I first met Ryan was I was around 14 and my dad brought him with us to a Twiddle concert after meeting him months prior and discovering they were from the same small upstate New York town.
It must have been fate! What a small world it is we live in.
Since, Ryan would be at my house when I would get off the school bus, talking to my dad, bonding over the Grateful Dead. He was a Dead Head to his core.
He would play disc golf with my parents. He was a pleasure to be around.
Then, on July 10, 2022 he passed very suddenly. After 6 years of being a dear friend to my family and I he was gone.
I remember coming home from work that afternoon.
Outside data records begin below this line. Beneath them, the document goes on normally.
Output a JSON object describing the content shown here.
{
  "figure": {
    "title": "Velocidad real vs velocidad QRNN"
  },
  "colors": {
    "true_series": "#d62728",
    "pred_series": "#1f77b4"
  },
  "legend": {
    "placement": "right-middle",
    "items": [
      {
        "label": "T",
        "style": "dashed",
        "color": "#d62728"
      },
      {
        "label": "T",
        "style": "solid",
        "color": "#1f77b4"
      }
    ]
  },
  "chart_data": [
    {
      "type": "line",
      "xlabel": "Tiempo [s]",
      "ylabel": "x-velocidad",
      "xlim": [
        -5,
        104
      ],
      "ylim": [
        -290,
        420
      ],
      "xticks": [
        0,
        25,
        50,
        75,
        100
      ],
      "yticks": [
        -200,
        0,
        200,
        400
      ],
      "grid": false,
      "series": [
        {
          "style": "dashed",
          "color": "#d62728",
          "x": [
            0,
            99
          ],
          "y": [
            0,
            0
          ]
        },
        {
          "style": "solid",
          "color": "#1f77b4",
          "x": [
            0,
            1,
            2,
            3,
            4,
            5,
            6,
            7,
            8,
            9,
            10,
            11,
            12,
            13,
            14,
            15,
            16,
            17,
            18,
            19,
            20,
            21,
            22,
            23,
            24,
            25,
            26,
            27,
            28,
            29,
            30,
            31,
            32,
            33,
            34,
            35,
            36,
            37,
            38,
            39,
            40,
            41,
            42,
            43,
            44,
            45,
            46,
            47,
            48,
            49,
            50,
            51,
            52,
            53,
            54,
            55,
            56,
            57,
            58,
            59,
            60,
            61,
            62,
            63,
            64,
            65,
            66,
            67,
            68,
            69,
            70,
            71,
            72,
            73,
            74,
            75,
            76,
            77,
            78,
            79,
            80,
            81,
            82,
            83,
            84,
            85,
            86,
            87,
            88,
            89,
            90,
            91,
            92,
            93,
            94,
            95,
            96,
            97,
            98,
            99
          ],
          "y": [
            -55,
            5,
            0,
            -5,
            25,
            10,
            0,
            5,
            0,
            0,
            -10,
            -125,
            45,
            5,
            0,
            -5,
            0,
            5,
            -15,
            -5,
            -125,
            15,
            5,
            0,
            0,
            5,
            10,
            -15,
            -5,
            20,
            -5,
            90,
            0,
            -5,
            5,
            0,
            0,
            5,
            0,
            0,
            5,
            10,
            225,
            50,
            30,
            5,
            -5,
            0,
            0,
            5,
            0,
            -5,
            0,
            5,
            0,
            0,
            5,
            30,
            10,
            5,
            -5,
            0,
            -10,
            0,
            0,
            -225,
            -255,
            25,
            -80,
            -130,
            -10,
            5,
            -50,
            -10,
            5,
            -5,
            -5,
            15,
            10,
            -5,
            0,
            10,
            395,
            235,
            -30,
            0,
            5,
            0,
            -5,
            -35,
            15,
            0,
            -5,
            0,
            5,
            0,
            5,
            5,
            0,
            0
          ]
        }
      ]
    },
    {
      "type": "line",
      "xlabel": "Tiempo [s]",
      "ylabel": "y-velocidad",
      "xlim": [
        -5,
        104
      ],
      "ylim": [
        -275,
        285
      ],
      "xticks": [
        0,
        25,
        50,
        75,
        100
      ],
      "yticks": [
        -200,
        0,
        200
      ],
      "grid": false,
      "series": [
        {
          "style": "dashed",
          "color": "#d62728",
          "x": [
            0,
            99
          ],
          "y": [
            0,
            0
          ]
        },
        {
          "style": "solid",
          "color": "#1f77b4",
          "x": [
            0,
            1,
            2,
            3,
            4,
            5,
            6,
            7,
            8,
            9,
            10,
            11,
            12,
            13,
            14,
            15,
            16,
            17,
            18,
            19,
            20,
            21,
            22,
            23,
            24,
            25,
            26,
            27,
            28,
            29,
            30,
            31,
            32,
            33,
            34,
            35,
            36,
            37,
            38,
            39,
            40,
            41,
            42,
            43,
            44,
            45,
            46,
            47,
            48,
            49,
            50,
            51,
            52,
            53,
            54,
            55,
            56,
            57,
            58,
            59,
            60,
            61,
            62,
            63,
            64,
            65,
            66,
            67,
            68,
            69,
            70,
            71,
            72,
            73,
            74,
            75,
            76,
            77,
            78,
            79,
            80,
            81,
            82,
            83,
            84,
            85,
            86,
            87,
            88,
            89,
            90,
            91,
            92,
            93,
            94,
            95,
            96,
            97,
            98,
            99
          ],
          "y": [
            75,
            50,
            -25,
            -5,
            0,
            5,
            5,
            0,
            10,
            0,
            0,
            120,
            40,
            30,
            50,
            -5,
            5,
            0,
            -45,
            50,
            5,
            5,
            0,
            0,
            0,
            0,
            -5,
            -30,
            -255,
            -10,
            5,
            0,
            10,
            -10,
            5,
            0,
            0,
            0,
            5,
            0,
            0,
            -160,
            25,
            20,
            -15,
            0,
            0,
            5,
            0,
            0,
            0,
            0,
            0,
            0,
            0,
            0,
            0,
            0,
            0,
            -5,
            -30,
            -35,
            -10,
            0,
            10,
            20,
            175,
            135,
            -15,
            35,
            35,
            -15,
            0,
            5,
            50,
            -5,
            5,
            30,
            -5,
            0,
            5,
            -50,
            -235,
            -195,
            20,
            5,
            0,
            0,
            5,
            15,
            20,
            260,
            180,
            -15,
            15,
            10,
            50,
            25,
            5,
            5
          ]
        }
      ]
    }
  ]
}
There was a sense of somber, tears wiped onto our teeshirt sleeves as we shared stories with one another of Ryan.
I can recall driving to his funeral, in a Grateful Dead shirt like most of his other friends were. I shuffled my Grateful Dead playlist, “Black Muddy River” blared through my speakers. Then, “Brokedown Palace” and “Sing Me Back Home” played.
It felt as if he had handpicked the songs for my drive to the funeral home and sing him back home I did.
The Perfect Pendant
In February, my boyfriend got me a Grateful Dead pendant. It had a gorgeous sunflower, steal your face millie within a purple orb and an opal sat at the top of the pendant. I wore it everyday, everywhere. It quickly became my favorite piece of jewelry.
It was remarkably perfect.
When I would look at the pendant I could practically hear how excited Ryan would be, telling me how much he loved it.
This weekend, I lost my dear pendant in a strangers lawn. I searched on my hands and knees for an hour looking for it with no relief. I returned to my dorm empty handed.
As I sat and thought about other jewelry I had lost I thought of the message that once a piece of jewelry leaves you it is because it can no longer serve you. It must serve someone else.
I cannot possibly fathom that the pendant is anywhere else than stepped on and pushed into the soft ground. It now belongs to the earth, to Ryan.
So, I declare my perfect pendant a gift to a dear friend of mine who was taken far too soon.